The governor line-item vetoed $11 million in general funds appropriated in FY2018-19 in LB330 for the ongoing Capitol heating, ventilating and air conditioning system renovation project. Ricketts said the veto would not cancel or delay the project. However, action will be required in the 2018 legislative session to sustain the project schedule.

Also vetoed were provisions of LB416, introduced by Omaha Sen. Tony Vargas and amended into the mainline budget bill, that would have provided $250,000 for two bilingual investigators at the state Department of Labor.

No motions were offered to override those vetoes.

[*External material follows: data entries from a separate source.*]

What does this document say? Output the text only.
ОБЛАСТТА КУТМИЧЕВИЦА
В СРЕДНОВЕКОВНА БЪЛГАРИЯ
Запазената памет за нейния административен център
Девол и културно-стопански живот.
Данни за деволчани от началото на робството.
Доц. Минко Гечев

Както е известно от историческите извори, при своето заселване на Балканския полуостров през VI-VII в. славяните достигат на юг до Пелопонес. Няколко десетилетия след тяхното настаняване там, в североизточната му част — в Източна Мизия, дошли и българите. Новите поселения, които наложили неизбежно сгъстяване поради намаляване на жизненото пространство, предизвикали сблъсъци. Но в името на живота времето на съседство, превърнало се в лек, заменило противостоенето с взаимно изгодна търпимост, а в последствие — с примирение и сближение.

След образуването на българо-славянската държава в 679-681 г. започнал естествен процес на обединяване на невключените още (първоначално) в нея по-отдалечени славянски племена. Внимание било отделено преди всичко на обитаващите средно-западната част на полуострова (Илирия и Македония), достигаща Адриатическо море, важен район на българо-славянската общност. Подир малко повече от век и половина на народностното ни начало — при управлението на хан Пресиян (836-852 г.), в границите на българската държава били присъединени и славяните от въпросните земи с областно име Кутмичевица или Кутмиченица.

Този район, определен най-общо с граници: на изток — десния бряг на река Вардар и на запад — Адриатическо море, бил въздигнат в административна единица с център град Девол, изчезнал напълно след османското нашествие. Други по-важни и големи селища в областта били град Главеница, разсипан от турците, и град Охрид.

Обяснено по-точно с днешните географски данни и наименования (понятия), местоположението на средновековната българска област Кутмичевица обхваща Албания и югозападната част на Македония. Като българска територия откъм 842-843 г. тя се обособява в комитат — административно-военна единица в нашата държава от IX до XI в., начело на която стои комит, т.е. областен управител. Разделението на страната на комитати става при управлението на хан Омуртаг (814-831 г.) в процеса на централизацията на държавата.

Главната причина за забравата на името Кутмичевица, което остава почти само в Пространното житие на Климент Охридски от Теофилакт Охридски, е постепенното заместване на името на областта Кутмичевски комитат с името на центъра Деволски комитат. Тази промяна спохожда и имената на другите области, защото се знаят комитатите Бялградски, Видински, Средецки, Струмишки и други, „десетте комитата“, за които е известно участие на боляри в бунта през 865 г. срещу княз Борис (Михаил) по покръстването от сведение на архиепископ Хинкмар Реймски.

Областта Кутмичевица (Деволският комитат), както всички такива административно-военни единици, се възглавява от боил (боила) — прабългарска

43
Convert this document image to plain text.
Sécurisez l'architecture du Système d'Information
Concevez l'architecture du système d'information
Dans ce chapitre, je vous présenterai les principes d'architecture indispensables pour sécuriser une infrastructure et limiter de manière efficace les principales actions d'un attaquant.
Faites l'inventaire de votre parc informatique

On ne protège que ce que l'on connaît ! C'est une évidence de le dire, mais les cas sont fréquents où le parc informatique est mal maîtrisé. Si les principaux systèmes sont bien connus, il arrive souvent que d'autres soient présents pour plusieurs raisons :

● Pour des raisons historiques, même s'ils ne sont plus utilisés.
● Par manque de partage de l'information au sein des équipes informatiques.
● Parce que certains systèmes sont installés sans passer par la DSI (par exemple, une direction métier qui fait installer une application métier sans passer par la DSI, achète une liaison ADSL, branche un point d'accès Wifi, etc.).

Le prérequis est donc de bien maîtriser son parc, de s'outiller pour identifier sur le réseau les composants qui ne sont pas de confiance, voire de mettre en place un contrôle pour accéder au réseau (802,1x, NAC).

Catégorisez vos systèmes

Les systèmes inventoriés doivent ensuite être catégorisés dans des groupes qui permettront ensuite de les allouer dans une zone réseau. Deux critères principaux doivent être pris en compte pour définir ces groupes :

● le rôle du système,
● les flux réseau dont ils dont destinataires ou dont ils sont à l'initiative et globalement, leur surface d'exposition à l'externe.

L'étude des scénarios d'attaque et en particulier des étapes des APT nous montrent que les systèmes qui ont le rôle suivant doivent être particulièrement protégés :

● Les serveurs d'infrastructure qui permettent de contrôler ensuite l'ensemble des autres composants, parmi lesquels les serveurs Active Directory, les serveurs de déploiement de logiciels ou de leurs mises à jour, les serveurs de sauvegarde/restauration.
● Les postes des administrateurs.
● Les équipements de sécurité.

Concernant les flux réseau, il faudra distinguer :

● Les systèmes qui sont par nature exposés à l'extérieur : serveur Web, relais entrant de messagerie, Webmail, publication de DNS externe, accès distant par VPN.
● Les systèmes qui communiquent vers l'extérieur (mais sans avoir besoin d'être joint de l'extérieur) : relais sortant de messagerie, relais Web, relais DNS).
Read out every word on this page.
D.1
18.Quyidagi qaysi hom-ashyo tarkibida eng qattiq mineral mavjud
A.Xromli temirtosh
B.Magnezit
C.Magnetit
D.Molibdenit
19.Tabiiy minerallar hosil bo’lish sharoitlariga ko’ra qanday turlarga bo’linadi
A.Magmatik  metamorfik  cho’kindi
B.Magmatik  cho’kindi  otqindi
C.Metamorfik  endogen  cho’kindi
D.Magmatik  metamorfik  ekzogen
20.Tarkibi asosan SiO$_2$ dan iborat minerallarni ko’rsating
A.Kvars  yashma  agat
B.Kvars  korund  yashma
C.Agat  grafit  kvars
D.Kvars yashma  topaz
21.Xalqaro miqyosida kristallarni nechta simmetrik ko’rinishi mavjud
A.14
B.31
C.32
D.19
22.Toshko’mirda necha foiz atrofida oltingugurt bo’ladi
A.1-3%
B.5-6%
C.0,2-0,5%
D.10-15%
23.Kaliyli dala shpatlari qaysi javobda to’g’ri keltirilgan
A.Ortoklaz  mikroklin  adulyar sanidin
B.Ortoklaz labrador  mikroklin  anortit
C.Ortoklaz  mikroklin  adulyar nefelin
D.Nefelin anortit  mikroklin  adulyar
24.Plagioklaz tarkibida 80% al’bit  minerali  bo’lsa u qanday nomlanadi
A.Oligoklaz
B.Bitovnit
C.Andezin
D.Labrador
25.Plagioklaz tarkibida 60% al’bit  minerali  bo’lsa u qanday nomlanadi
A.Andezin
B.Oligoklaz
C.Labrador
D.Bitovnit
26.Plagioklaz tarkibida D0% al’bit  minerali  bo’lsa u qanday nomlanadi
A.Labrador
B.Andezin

Several bills that would appropriate general fund dollars over the next two fiscal years had public hearings but remain in committee. Among them are:
• LB189, introduced by Omaha Sen. Sara Howard, which would appropriate $1 million to recruit and retain child welfare caseworkers;
• LB206, introduced by Omaha Sen. Bob Krist, which would appropriate $13.4 million to increase provider rates for community-based developmental disability services;
• LB270, introduced by Omaha Sen. Rick Kolowski, which would appropriate $1.5 million for the Expanded Learning Opportunity Grant Program;
• LB242, introduced by Lincoln Sen. Kate Bolz, which would appropriate $1.2 million to the University of Nebraska to develop clinical rotations within the state correctional system for behavioral health professionals;
• LB378, introduced by Omaha Sen. John McCollister, which would appropriate $5 million to house prison inmates in local jails for work release purposes;
• LB465, introduced by Syracuse Sen. Dan Watermeier, which would appropriate $1 million for the Nebraska Information and Technology Initiative; and
• LB580, introduced by Omaha Sen. Mike McDonnell, which would appropriate $1 million to expand statewide the work of the violence prevention office.